On its surface, Binge On seems like a cord-cutter’s dream. Imagine a future where you can free yourself from not just cable TV, but cable internet as well. Music and video streaming are two of the the major bandwidth hogs for most consumers, with Netflix itself accounting for more than 36% of our internet usage. T-Mobile’s implied pitch is that you might never have to deal with Comcast or Time Warner ever again. With a combination of well-picked streaming services, you could potentially fill all your entertainment needs without cable — and then watch (and listen) to it all without it counting toward your data caps. You can even “tether” and watch video on your laptop using your phone data plan.

Of course, there are some major caveats. T-Mobile is limiting the streaming to “DVD quality,” which means no HD. And good luck getting that type of reception all the time. Some streaming services like YouTube and Snapchat are also conspicuously absent.

But the question is not necessarily what this plan means today, but what it means for the future of the industry. T-Mobile’s actions could simply be a stunt by a player lagging behind in the market, or they could represent a real threat that wireless carriers could compete with broadband providers for internet customers.

The reality is, however, that T-Mobile’s strategy of discounting music and video streaming could become completely financially untenable if it scales up. The more people who use the plan to be “revolutionary,” the more it bites into T-Mobile’s bottom line. T-Mobile CEO John Legere says his company is building better optimization for digital video that uses less data and improves quality, but it’s hard to know to what extent that will cut down on costs.

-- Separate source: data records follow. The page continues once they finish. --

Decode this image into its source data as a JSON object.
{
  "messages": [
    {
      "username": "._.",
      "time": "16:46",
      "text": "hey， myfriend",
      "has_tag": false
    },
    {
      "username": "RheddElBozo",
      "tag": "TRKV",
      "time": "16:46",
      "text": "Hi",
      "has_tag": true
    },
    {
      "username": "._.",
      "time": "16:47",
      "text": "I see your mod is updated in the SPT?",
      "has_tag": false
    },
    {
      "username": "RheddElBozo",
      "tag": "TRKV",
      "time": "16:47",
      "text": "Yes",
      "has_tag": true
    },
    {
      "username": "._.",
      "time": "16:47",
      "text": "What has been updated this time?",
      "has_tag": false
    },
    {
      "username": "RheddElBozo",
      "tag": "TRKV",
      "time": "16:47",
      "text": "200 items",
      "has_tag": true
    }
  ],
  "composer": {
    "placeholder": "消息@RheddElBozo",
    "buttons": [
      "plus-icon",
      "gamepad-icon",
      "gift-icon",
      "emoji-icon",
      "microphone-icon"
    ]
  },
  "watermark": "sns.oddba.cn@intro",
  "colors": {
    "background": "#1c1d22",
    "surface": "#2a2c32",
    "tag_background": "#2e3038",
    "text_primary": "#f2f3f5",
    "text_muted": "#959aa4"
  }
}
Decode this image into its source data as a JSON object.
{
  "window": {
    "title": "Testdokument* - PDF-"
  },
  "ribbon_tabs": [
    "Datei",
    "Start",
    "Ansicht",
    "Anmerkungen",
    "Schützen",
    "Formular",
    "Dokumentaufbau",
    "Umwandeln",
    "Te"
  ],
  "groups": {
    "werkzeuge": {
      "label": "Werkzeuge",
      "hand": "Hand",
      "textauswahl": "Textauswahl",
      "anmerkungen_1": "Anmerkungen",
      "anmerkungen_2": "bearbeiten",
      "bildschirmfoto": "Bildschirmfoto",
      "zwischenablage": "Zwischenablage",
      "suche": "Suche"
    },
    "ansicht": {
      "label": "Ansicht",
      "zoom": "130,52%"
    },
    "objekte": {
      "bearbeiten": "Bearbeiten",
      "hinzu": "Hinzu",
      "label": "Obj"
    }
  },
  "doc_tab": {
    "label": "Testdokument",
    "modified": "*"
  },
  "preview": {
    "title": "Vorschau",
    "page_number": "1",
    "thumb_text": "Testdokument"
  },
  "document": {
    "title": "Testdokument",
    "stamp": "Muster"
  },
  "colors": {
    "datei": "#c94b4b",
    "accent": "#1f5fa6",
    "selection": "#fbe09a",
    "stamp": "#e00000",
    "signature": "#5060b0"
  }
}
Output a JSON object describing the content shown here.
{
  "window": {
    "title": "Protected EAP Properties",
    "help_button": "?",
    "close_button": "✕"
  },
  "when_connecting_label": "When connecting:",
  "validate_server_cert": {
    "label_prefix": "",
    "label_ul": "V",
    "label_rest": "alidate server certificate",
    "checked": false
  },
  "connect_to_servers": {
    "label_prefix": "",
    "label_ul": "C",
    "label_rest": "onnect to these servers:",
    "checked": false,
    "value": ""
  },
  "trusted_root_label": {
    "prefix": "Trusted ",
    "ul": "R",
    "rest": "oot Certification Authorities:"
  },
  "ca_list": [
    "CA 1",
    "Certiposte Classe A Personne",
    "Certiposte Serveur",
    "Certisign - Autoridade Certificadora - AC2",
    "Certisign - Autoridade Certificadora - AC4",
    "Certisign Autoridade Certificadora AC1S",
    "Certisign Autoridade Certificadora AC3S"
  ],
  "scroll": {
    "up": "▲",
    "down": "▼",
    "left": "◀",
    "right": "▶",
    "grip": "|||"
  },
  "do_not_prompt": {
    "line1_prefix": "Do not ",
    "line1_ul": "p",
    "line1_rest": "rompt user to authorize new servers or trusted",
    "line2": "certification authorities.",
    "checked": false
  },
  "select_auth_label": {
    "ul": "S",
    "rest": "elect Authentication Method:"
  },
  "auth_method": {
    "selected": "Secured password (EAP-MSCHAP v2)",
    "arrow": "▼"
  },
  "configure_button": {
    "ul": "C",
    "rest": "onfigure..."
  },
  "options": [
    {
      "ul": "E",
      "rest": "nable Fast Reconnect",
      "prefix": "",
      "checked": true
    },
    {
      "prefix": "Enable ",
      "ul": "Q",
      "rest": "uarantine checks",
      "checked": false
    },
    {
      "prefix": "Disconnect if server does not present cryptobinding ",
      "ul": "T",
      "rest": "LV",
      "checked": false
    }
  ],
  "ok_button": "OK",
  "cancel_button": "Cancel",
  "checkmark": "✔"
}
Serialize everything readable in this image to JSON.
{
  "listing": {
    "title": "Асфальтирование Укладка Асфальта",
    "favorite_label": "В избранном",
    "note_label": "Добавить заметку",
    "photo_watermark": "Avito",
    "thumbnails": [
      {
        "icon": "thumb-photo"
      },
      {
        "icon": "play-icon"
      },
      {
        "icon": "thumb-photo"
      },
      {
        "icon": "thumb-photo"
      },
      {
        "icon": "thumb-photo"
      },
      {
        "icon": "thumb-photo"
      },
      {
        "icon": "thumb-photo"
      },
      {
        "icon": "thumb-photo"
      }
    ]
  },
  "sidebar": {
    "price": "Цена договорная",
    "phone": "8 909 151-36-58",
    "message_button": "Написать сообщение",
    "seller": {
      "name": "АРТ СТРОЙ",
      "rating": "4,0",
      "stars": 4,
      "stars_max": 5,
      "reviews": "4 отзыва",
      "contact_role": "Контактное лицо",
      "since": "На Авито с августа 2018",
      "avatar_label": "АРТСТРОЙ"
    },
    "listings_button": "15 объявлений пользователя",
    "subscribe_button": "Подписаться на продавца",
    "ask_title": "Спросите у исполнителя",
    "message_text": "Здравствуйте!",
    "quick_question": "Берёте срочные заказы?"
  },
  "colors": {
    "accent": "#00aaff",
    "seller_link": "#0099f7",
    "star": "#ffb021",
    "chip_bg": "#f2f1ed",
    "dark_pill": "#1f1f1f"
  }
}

And then we come to the criticism that T-Mobile is fundamentally undermining “net neutrality” by providing “free” access only to certain services. With Binge On and Music Freedom, T-Mobile is essentially deciding which data passing through its pipes should count toward your data plan, and which data shouldn’t. Open internet advocates are concerned with what happens if a streaming service or website is viewed by T-Mobile as a competitor. Some see this as a threat to the free and open web, insidiously sneaking in under the guise of giving the customer a bonus feature.

Consider this: In T-Mobile’s dreamworld, an upstart music or video streaming service that couldn’t reach a deal with the carrier would probably get penalised out of existence if subscribers prefer a streaming service that won’t chew into their data plan. Who wants to go over their data caps? And this would give T-Mobile the bargaining power to extract uneven terms from new streaming services.

But this scenario would, admittedly, only likely occur if other wireless carriers like Verizon or AT&T followed T-Mobile’s lead.